Quote:
Originally posted by Todd:
boater,

You can define the words any way you want, if that's what you'd like to do, but in fisheries management, some words have meanings, and they don't always agree with yours.


Todd
todd, here is a copy of the news release from the state, where does it say you cant harvest wild steelhead ?

NEWS RELEASE
WASHINGTON DEPARTMENT OF FISH AND WILDLIFE
600 Capitol Way North, Olympia, WA 98501-1091

March 17, 2004
Contact: Craig Bartlett, (360) 902-2259


Wild steelhead retention moratorium
will take effect May 1 statewide

OLYMPIA -The effective date for a recently adopted statewide moratorium on wild steelhead retention will be May 1, consistent with the start of the next fishing season, the Washington Department of Fish and Wildlife (WDFW) announced today.

The two-year moratorium, adopted by the Washington Fish and Wildlife Commission during a Feb. 6 meeting, originally was to take effect April 1. The moratorium - which is scheduled to run for two years - requires anglers to release any steelhead that is not marked as a hatchery fish by a missing adipose or ventral fin and a healed scar.

"On review, the timeline for implementing permanent fishing rules of this complexity made it impossible to have the moratorium in place by April 1," said Larry Peck, WDFW deputy director. "This was an administrative decision by the director's office, which will make the rule change consistent with the beginning of the annual steelhead management cycle."

Shifting the date to May 1 also allows additional time to get word of the moratorium out to steelhead anglers and other stakeholders, Peck said.

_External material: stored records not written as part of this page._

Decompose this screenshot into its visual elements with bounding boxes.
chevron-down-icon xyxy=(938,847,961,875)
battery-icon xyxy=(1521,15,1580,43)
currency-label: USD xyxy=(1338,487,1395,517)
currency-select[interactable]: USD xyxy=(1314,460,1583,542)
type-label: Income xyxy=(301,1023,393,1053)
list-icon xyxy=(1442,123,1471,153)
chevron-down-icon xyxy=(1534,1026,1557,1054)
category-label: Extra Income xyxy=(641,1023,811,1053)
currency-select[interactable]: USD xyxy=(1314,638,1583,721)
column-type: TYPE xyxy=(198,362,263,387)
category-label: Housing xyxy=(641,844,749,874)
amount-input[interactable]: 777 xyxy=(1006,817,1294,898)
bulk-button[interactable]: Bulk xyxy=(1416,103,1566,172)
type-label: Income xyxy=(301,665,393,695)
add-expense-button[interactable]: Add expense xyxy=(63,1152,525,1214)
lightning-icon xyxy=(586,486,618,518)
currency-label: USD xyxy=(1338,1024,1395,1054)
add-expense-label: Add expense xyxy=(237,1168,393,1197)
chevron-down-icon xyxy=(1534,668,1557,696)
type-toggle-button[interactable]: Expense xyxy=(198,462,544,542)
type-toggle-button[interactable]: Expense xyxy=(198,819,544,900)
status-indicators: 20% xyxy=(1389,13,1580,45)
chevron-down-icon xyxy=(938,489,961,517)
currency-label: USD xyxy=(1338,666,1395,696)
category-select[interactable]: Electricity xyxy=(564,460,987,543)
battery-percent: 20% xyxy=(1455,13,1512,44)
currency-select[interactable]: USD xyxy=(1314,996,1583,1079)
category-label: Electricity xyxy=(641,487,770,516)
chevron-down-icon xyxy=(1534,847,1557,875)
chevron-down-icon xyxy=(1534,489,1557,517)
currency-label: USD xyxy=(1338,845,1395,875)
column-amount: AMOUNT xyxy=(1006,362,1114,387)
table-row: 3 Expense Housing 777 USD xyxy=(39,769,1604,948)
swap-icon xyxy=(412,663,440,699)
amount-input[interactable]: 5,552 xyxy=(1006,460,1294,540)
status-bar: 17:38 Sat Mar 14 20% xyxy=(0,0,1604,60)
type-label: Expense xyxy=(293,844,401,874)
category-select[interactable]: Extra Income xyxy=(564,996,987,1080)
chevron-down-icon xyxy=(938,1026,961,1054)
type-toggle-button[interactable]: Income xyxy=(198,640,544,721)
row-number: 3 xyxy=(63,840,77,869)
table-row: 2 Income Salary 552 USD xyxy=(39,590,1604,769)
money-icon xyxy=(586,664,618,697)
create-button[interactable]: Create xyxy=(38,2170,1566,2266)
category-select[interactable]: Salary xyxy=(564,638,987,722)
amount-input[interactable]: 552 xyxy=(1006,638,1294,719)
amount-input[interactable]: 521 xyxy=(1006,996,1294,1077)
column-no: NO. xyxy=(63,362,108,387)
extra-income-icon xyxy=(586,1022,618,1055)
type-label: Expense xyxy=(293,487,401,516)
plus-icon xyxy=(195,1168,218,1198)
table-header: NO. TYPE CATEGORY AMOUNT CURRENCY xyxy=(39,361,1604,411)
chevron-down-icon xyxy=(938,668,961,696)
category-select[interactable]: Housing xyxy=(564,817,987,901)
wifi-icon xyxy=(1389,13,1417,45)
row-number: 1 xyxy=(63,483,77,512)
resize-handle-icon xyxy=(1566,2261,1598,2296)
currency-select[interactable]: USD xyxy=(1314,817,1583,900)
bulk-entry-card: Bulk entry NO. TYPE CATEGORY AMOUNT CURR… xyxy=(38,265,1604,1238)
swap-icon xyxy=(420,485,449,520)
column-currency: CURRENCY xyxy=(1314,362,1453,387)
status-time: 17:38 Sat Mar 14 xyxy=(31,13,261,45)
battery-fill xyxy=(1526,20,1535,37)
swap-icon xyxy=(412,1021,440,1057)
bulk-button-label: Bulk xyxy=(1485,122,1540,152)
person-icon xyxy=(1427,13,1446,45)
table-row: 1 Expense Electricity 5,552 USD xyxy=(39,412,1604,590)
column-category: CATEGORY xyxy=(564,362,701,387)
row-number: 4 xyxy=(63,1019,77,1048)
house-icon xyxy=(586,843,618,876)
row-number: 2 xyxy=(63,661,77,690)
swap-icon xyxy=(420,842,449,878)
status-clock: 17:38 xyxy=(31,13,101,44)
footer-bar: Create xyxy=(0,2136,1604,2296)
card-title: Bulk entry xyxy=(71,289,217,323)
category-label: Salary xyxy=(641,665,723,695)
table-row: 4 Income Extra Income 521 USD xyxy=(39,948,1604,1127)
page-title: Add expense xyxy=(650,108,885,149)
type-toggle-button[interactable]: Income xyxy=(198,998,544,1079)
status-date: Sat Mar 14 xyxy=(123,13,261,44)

Biologists with the Washington Department of Fish and Wildlife stressed that no significant impact to wild steelhead would result from continuing with current regulations on those rivers currently open to retention of wild steelhead.

Wild steelhead retention already had been permanently banned in much of the state, but has been allowed on several Olympic Peninsula river systems where stocks are relatively strong.

"We are confident that the decision to move the effective date of the moratorium will have no significant impact on the resource, but will provide for better notice to anglers who fish for steelhead in the affected rivers," Peck said.